L'adolescent esquive sa main sur son épaule une fois, deux fois, mais pas trois. Et il a beau se débattre, l'armoire à glace est plus forte que lui et le tient fermement. Elle ne lui parle même pas, n'ayant pas besoin de lui dire quoi que ce soit pour lui imposer sa décision.

— C'est ça, montre-leur qui est le plus fort, t'as raison ! clame l'adolescent alors qu'il se fait pratiquement traîner vers le couloir, toujours sans un mot de la part de son gardien.

Il ne faut pas longtemps après qu'il a disparu derrière les portes battantes pour que les conversations reprennent, curieusement seulement en partie tournées vers ce qui vient de se passer.

Ceux qui étaient par malchance à la table concernée par l'évènement se concertent rapidement pour la remettre sur pieds et débarrasser le désordre, même s'ils n'en sont pas responsables.

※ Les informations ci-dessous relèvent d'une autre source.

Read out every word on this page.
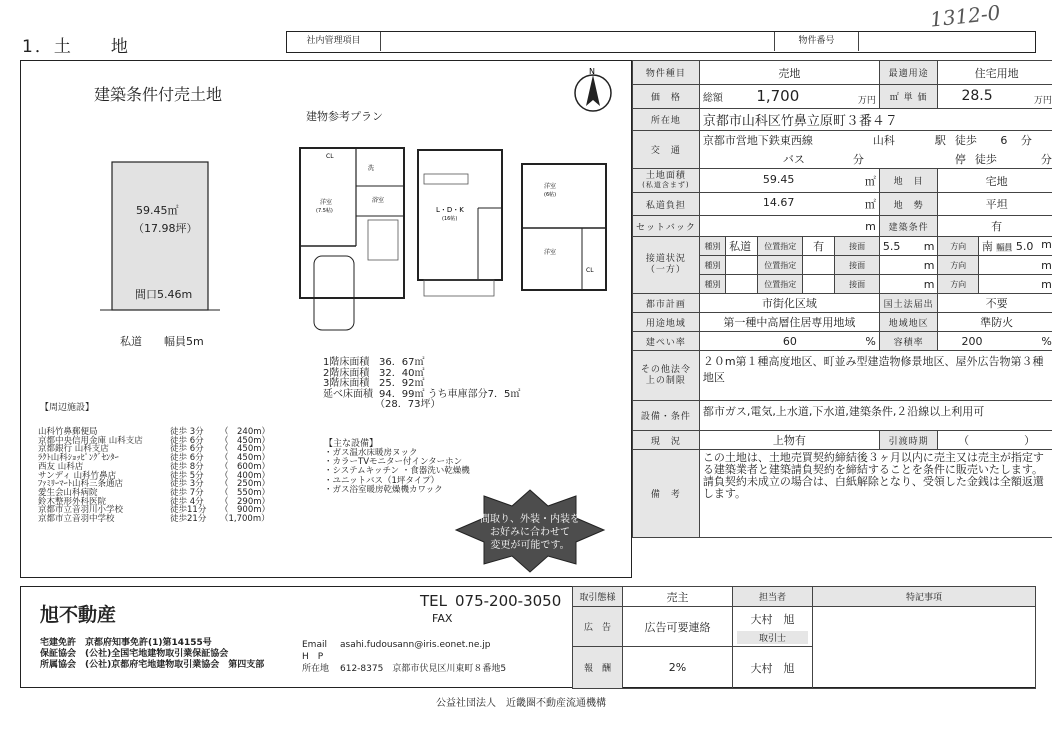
1．土　　地
1312-0
社内管理項目	物件番号
建築条件付売土地
N
59.45㎡
（17.98坪）
間口5.46m
私道　　幅員5m
建物参考プラン
CL
洋室
(7.5帖)
洗
浴室
L・D・K
(16帖)
洋室
(6帖)
洋室
CL
1階床面積 36．67㎡
2階床面積 32．40㎡
3階床面積 25．92㎡
延べ床面積 94．99㎡ うち車庫部分7．5㎡
（28．73坪）
【周辺施設】
山科竹鼻郵便局	徒歩 3分 （　240m）
京都中央信用金庫 山科支店	徒歩 6分 （　450m）
京都銀行 山科支店	徒歩 6分 （　450m）
ﾗｸﾄ山科ｼｮｯﾋﾟﾝｸﾞｾﾝﾀｰ	徒歩 6分 （　450m）
西友 山科店	徒歩 8分 （　600m）
サンディ 山科竹鼻店	徒歩 5分 （　400m）
ﾌｧﾐﾘｰﾏｰﾄ山科三条通店	徒歩 3分 （　250m）
愛生会山科病院	徒歩 7分 （　550m）
鈴木整形外科医院	徒歩 4分 （　290m）
京都市立音羽川小学校	徒歩11分 （　900m）
京都市立音羽中学校	徒歩21分 （1,700m）
【主な設備】
・ガス温水床暖房ヌック
・カラーTVモニター付インターホン
・システムキッチン ・食器洗い乾燥機
・ユニットバス（1坪タイプ）
・ガス浴室暖房乾燥機カワック
間取り、外装・内装を
お好みに合わせて
変更が可能です。
物件種目	売地					最適用途	住宅用地	
価　格	総額 1,700 万円					㎡ 単 価	28.5 万円	

所在地	京都市山科区竹鼻立原町３番４７							
交　通	京都市営地下鉄東西線 山科 駅 徒歩 6 分							
	バス 分 停 徒歩 分							
土地面積
(私道含まず)	59.45 ㎡					地　目	宅地	
私道負担	14.67 ㎡					地　勢	平坦	
セットバック	m					建築条件	有	
接道状況
（一方）	種別	私道	位置指定	有	接面	5.5 m	方向	南 幅員 5.0 m

	種別		位置指定		接面	m	方向	m
	種別		位置指定		接面	m	方向	m
都市計画	市街化区域					国土法届出	不要	
用途地域	第一種中高層住居専用地域					地域地区	準防火	
建ぺい率	60 %					容積率	200 %	

その他法令上の制限	２０m第１種高度地区、町並み型建造物修景地区、屋外広告物第３種地区							
設備・条件	都市ガス,電気,上水道,下水道,建築条件,２沿線以上利用可							
現　況	上物有					引渡時期	（　　　　　）	
備　考	この土地は、土地売買契約締結後３ヶ月以内に売主又は売主が指定する建築業者と建築請負契約を締結することを条件に販売いたします。請負契約未成立の場合は、白紙解除となり、受領した金銭は全額返還します。							
旭不動産
TEL 075-200-3050
FAX
宅建免許　京都府知事免許(1)第14155号
保証協会　(公社)全国宅地建物取引業保証協会
所属協会　(公社)京都府宅地建物取引業協会　第四支部
Email asahi.fudousann@iris.eonet.ne.jp
H　P
所在地 612-8375　京都市伏見区川東町８番地5
取引態様	売主	担当者	特記事項
広　告	広告可要連絡	大村　旭
取引士	

報　酬	2%	大村　旭	
公益社団法人　近畿圏不動産流通機構
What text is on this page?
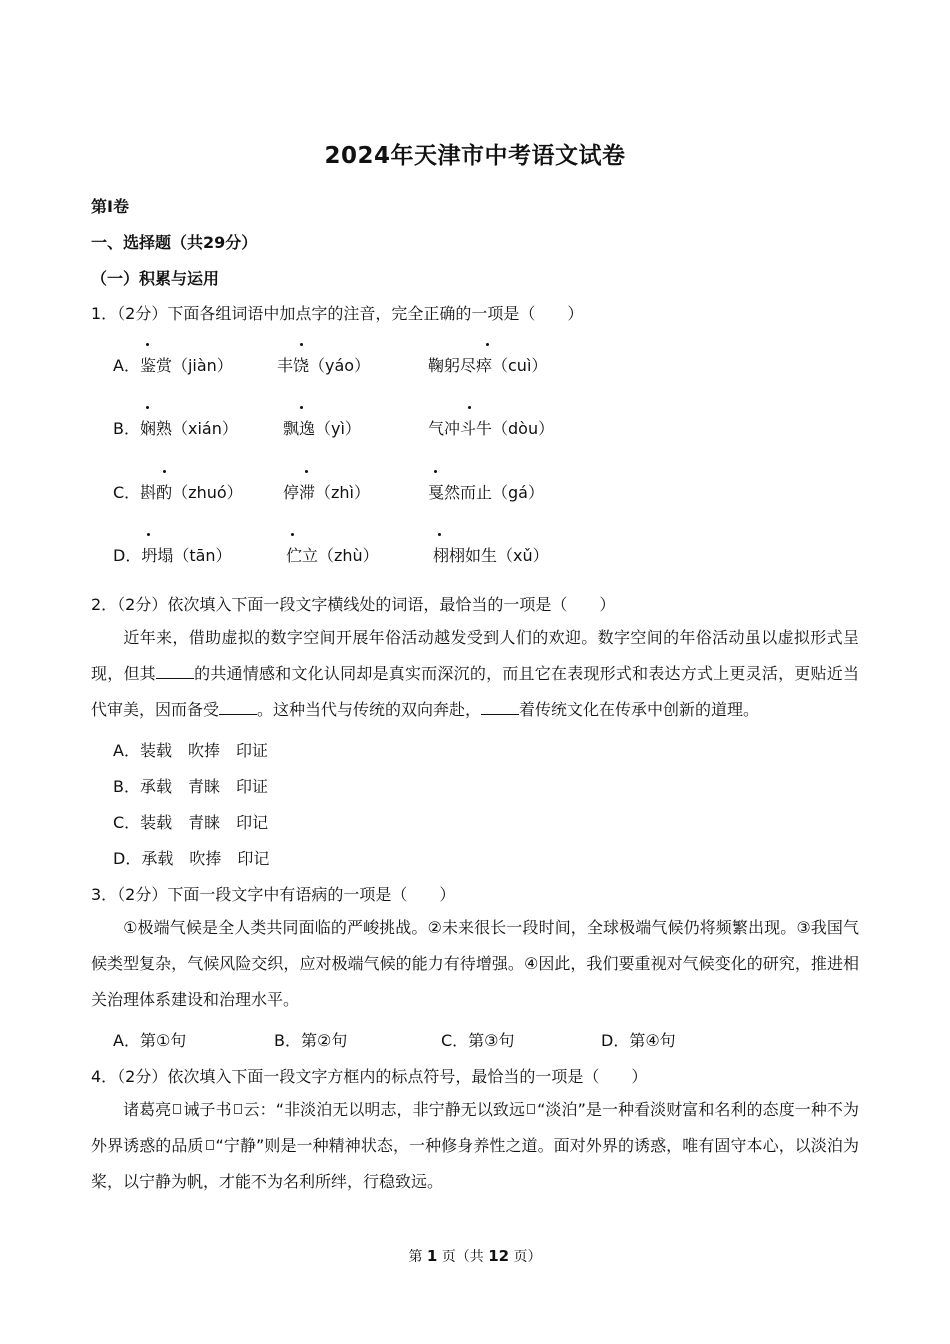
2024年天津市中考语文试卷
第Ⅰ卷
一、选择题（共29分）
（一）积累与运用
1．（2分）下面各组词语中加点字的注音，完全正确的一项是（　　）
A．鉴赏（jiàn）	丰饶（yáo）	鞠躬尽瘁（cuì）
B．娴熟（xián）	飘逸（yì）	气冲斗牛（dòu）
C．斟酌（zhuó）	停滞（zhì）	戛然而止（gá）
D．坍塌（tān）	伫立（zhù）	栩栩如生（xǔ）
2．（2分）依次填入下面一段文字横线处的词语，最恰当的一项是（　　）
近年来，借助虚拟的数字空间开展年俗活动越发受到人们的欢迎。数字空间的年俗活动虽以虚拟形式呈现，但其 的共通情感和文化认同却是真实而深沉的，而且它在表现形式和表达方式上更灵活，更贴近当代审美，因而备受 。这种当代与传统的双向奔赴， 着传统文化在传承中创新的道理。
A．装载　吹捧　印证
B．承载　青睐　印证
C．装载　青睐　印记
D．承载　吹捧　印记
3．（2分）下面一段文字中有语病的一项是（　　）
①极端气候是全人类共同面临的严峻挑战。②未来很长一段时间，全球极端气候仍将频繁出现。③我国气候类型复杂，气候风险交织，应对极端气候的能力有待增强。④因此，我们要重视对气候变化的研究，推进相关治理体系建设和治理水平。
A．第①句	B．第②句	C．第③句	D．第④句
4．（2分）依次填入下面一段文字方框内的标点符号，最恰当的一项是（　　）
诸葛亮 诫子书 云：“非淡泊无以明志，非宁静无以致远 “淡泊”是一种看淡财富和名利的态度一种不为外界诱惑的品质 “宁静”则是一种精神状态，一种修身养性之道。面对外界的诱惑，唯有固守本心，以淡泊为桨，以宁静为帆，才能不为名利所绊，行稳致远。
第 1 页（共 12 页）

Si le choc n'est pas plus grand parmi le corps étudiant, c'est que ce n'est hélas pas la première fois que Jack fait un scène à l'heure du déjeuner. Ou un autre moment de la journée, d'ailleurs. C'est assez simple, depuis qu'il a su ce qui était arrivé à Caesar, le lendemain des faits, il part complètement en vrille.

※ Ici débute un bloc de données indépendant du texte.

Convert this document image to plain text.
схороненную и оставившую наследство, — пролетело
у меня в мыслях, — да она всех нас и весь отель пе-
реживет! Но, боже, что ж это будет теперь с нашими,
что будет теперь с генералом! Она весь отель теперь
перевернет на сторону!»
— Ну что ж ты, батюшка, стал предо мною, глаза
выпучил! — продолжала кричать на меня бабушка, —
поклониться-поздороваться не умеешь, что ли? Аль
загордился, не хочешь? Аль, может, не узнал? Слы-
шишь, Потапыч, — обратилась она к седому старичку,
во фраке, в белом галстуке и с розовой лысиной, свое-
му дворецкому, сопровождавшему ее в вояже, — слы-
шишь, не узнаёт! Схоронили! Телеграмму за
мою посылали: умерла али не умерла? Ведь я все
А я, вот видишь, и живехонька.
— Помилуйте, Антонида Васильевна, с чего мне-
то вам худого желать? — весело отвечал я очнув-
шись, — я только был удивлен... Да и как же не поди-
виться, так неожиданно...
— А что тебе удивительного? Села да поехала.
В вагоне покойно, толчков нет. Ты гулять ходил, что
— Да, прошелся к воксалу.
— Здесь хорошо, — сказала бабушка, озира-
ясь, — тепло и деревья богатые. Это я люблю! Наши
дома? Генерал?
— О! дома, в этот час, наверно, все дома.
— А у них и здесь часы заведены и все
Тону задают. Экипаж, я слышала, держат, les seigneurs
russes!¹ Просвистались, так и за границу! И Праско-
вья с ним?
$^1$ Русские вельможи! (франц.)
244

Puisque Mae n'était pas revenue au lycée avant quelques jours, la nouvelle était parvenue au tatoué par la rumeur. Et autant dire que ça ne s'était pas très bien passé pour le malchanceux colporteur, qui s'était vu traité de menteur sous plusieurs formes et dans plusieurs langues. Puis, après le retour de Mae cette fois, il y avait eu cet incident avec une commère un peu trop zélée, dont il n'avait pas vraiment hésité à faire taire les théories sur les raisons de Caesar par la force. Ensuite, c'est plutôt comme si tous les moyens avaient été bons pour chercher la bagarre et semer la zizanie.

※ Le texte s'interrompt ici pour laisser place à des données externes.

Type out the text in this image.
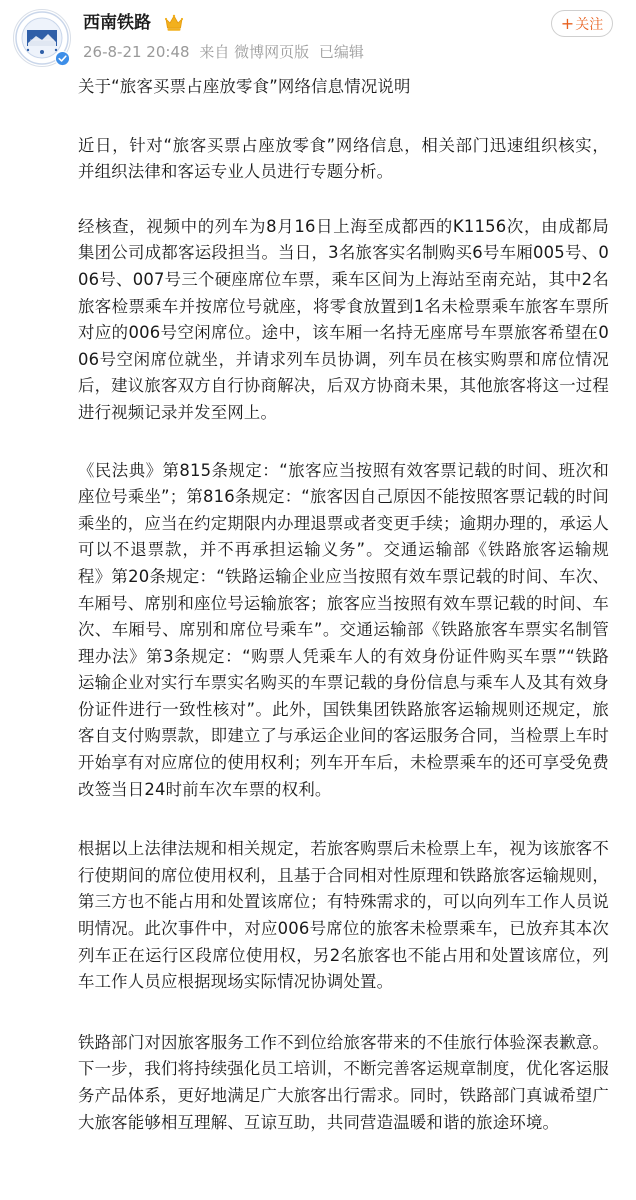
西南铁路
26-8-21 20:48 来自 微博网页版 已编辑
+ 关注

关于“旅客买票占座放零食”网络信息情况说明

近日，针对“旅客买票占座放零食”网络信息，相关部门迅速组织核实，并组织法律和客运专业人员进行专题分析。

经核查，视频中的列车为8月16日上海至成都西的K1156次，由成都局集团公司成都客运段担当。当日，3名旅客实名制购买6号车厢005号、006号、007号三个硬座席位车票，乘车区间为上海站至南充站，其中2名旅客检票乘车并按席位号就座，将零食放置到1名未检票乘车旅客车票所对应的006号空闲席位。途中，该车厢一名持无座席号车票旅客希望在006号空闲席位就坐，并请求列车员协调，列车员在核实购票和席位情况后，建议旅客双方自行协商解决，后双方协商未果，其他旅客将这一过程进行视频记录并发至网上。

《民法典》第815条规定：“旅客应当按照有效客票记载的时间、班次和座位号乘坐”；第816条规定：“旅客因自己原因不能按照客票记载的时间乘坐的，应当在约定期限内办理退票或者变更手续；逾期办理的，承运人可以不退票款，并不再承担运输义务”。交通运输部《铁路旅客运输规程》第20条规定：“铁路运输企业应当按照有效车票记载的时间、车次、车厢号、席别和座位号运输旅客；旅客应当按照有效车票记载的时间、车次、车厢号、席别和席位号乘车”。交通运输部《铁路旅客车票实名制管理办法》第3条规定：“购票人凭乘车人的有效身份证件购买车票”“铁路运输企业对实行车票实名购买的车票记载的身份信息与乘车人及其有效身份证件进行一致性核对”。此外，国铁集团铁路旅客运输规则还规定，旅客自支付购票款，即建立了与承运企业间的客运服务合同，当检票上车时开始享有对应席位的使用权利；列车开车后，未检票乘车的还可享受免费改签当日24时前车次车票的权利。

根据以上法律法规和相关规定，若旅客购票后未检票上车，视为该旅客不行使期间的席位使用权利，且基于合同相对性原理和铁路旅客运输规则，第三方也不能占用和处置该席位；有特殊需求的，可以向列车工作人员说明情况。此次事件中，对应006号席位的旅客未检票乘车，已放弃其本次列车正在运行区段席位使用权，另2名旅客也不能占用和处置该席位，列车工作人员应根据现场实际情况协调处置。

铁路部门对因旅客服务工作不到位给旅客带来的不佳旅行体验深表歉意。下一步，我们将持续强化员工培训，不断完善客运规章制度，优化客运服务产品体系，更好地满足广大旅客出行需求。同时，铁路部门真诚希望广大旅客能够相互理解、互谅互助，共同营造温暖和谐的旅途环境。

Ellen et Nelson regardent leur camarade blonde soupirer, sans émettre de commentaire eux non plus. À vrai dire, Mae ne sait pas bien ce qu'elle pourrait aller dire au meilleur ami de son frère convalescent, à ce stade. Elle ne s'est pas vraiment occupée de lui, lorsqu'elle a repris les cours, se concentrant sur la gestion de son propre traumatisme. Et que les deux garçons aient été en froid au moment des faits n'aide en rien à simplifier la situation. Et maintenant, il lui paraît parti trop loin pour que qui que ce soit puisse le ramener à la raison. Ou peut-être que justement, c'est sa façon d'être lorsque Caesar n'est pas là. Après tout, il a toujours dit que s'il ne traînait pas avec un tel incorruptible il passerait son temps à s'attirer des ennuis. Ce n'était peut-être pas les paroles en l'air d'un rebelle vantard, finalement.